From the first brew of Libertas, my whole goal was to create my interpretation of the most American beer I could. I thought that in a lot of ways, it represented all aspects of beer in America. It was a popular style before Prohibition, it has a common German heritage with the American Light Lager, and we pull some nowadays IPA tricks in brewing ours. I like the fact that it embraces the full history of beer in the States.
For the grain bill, we went with a mix of 2-Row and German Pilsner as our base. Cream Ales typically use quite a bit of adjuncts and ours is no different. We use a healthy dose of flaked corn and for our little twist, flaked rye. For me, rye is a unique ingredient that adds an interesting element (think American rye whiskey).
For our hops we use both Liberty and Columbus. This is not only symbolic in name, but for me really plays with some of the qualities of Libertas.
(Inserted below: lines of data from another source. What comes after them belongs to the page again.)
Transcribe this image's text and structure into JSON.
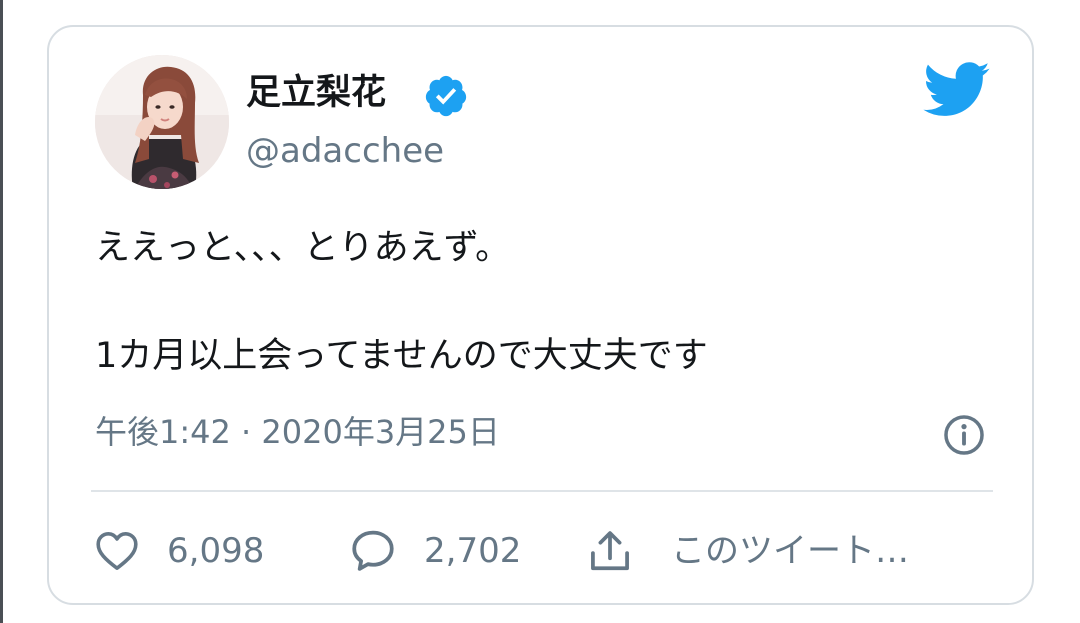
{
  "tweet": {
    "display_name": "足立梨花",
    "handle": "@adacchee",
    "text_line_1": "ええっと、、、とりあえず。",
    "text_line_2": "1カ月以上会ってませんので大丈夫です",
    "timestamp": "午後1:42 · 2020年3月25日"
  },
  "actions": {
    "likes": "6,098",
    "replies": "2,702",
    "share_label": "このツイート…"
  },
  "icons": {
    "verified": "verified-badge-icon",
    "brand": "twitter-bird-icon",
    "info": "info-icon",
    "like": "heart-icon",
    "reply": "speech-bubble-icon",
    "share": "share-upload-icon"
  },
  "colors": {
    "brand_blue": "#1da1f2",
    "text_primary": "#14171a",
    "text_secondary": "#657786",
    "border": "#d7dde2"
  }
}
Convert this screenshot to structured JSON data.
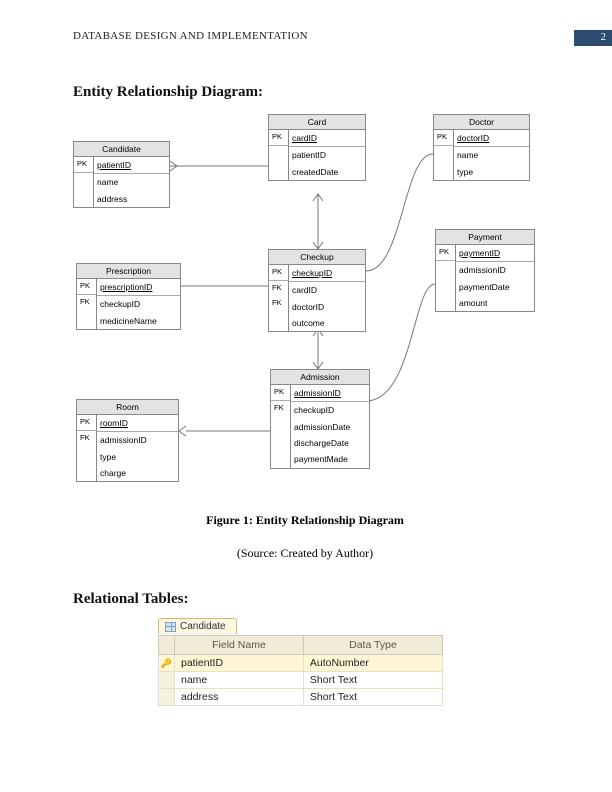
{
  "header": {
    "title": "DATABASE DESIGN AND IMPLEMENTATION",
    "pageNumber": "2"
  },
  "section1": "Entity Relationship Diagram:",
  "figureCaption": "Figure 1: Entity Relationship Diagram",
  "figureSource": "(Source: Created by Author)",
  "section2": "Relational Tables:",
  "entities": {
    "candidate": {
      "name": "Candidate",
      "keys": [
        "PK",
        "",
        ""
      ],
      "attrs": [
        "patientID",
        "name",
        "address"
      ],
      "pkIdx": 0,
      "hrAfter": 0
    },
    "card": {
      "name": "Card",
      "keys": [
        "PK",
        "",
        ""
      ],
      "attrs": [
        "cardID",
        "patientID",
        "createdDate"
      ],
      "pkIdx": 0,
      "hrAfter": 0
    },
    "doctor": {
      "name": "Doctor",
      "keys": [
        "PK",
        "",
        ""
      ],
      "attrs": [
        "doctorID",
        "name",
        "type"
      ],
      "pkIdx": 0,
      "hrAfter": 0
    },
    "prescription": {
      "name": "Prescription",
      "keys": [
        "PK",
        "FK",
        ""
      ],
      "attrs": [
        "prescriptionID",
        "checkupID",
        "medicineName"
      ],
      "pkIdx": 0,
      "hrAfter": 0
    },
    "checkup": {
      "name": "Checkup",
      "keys": [
        "PK",
        "FK",
        "FK",
        ""
      ],
      "attrs": [
        "checkupID",
        "cardID",
        "doctorID",
        "outcome"
      ],
      "pkIdx": 0,
      "hrAfter": 0
    },
    "payment": {
      "name": "Payment",
      "keys": [
        "PK",
        "",
        "",
        ""
      ],
      "attrs": [
        "paymentID",
        "admissionID",
        "paymentDate",
        "amount"
      ],
      "pkIdx": 0,
      "hrAfter": 0
    },
    "room": {
      "name": "Room",
      "keys": [
        "PK",
        "FK",
        "",
        ""
      ],
      "attrs": [
        "roomID",
        "admissionID",
        "type",
        "charge"
      ],
      "pkIdx": 0,
      "hrAfter": 0
    },
    "admission": {
      "name": "Admission",
      "keys": [
        "PK",
        "FK",
        "",
        "",
        ""
      ],
      "attrs": [
        "admissionID",
        "checkupID",
        "admissionDate",
        "dischargeDate",
        "paymentMade"
      ],
      "pkIdx": 0,
      "hrAfter": 0
    }
  },
  "relTable": {
    "tabLabel": "Candidate",
    "headers": [
      "Field Name",
      "Data Type"
    ],
    "rows": [
      {
        "selected": true,
        "key": true,
        "field": "patientID",
        "type": "AutoNumber"
      },
      {
        "selected": false,
        "key": false,
        "field": "name",
        "type": "Short Text"
      },
      {
        "selected": false,
        "key": false,
        "field": "address",
        "type": "Short Text"
      }
    ]
  }
}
Liberty hops are a descendant of the Noble Hallertau hop, which is one of my absolute favorites to work with. With its German heritage fitting right in and and an interesting spice, it goes well with our rye addition. You probably recognise Columbus hops from their use in West Coast IPAs. They have a great citrus aroma which goes well with the citrus we get from fermenting our lager strain at higher temperatures. We wanted to take an approach that was more in line with Cream Ales before prohibition, and thus the higher alpha acids composition used late (sort of hop bursting!) gave a great blend of old and new!
The name Libertas comes from the Roman Goddess of Liberty. We figured that the embodiment of Liberty was the perfect way to celebrate our attempt to make the most American beer we could! For our label we tried to pull in this great symbolism and hopefully express this concept.
Our desire for Libertas was that it be sessionable while still being craft. We worked hard to make a beer that was complex, but still still a great go-to. From the ODBC crew, we hope you love it just as much as we do!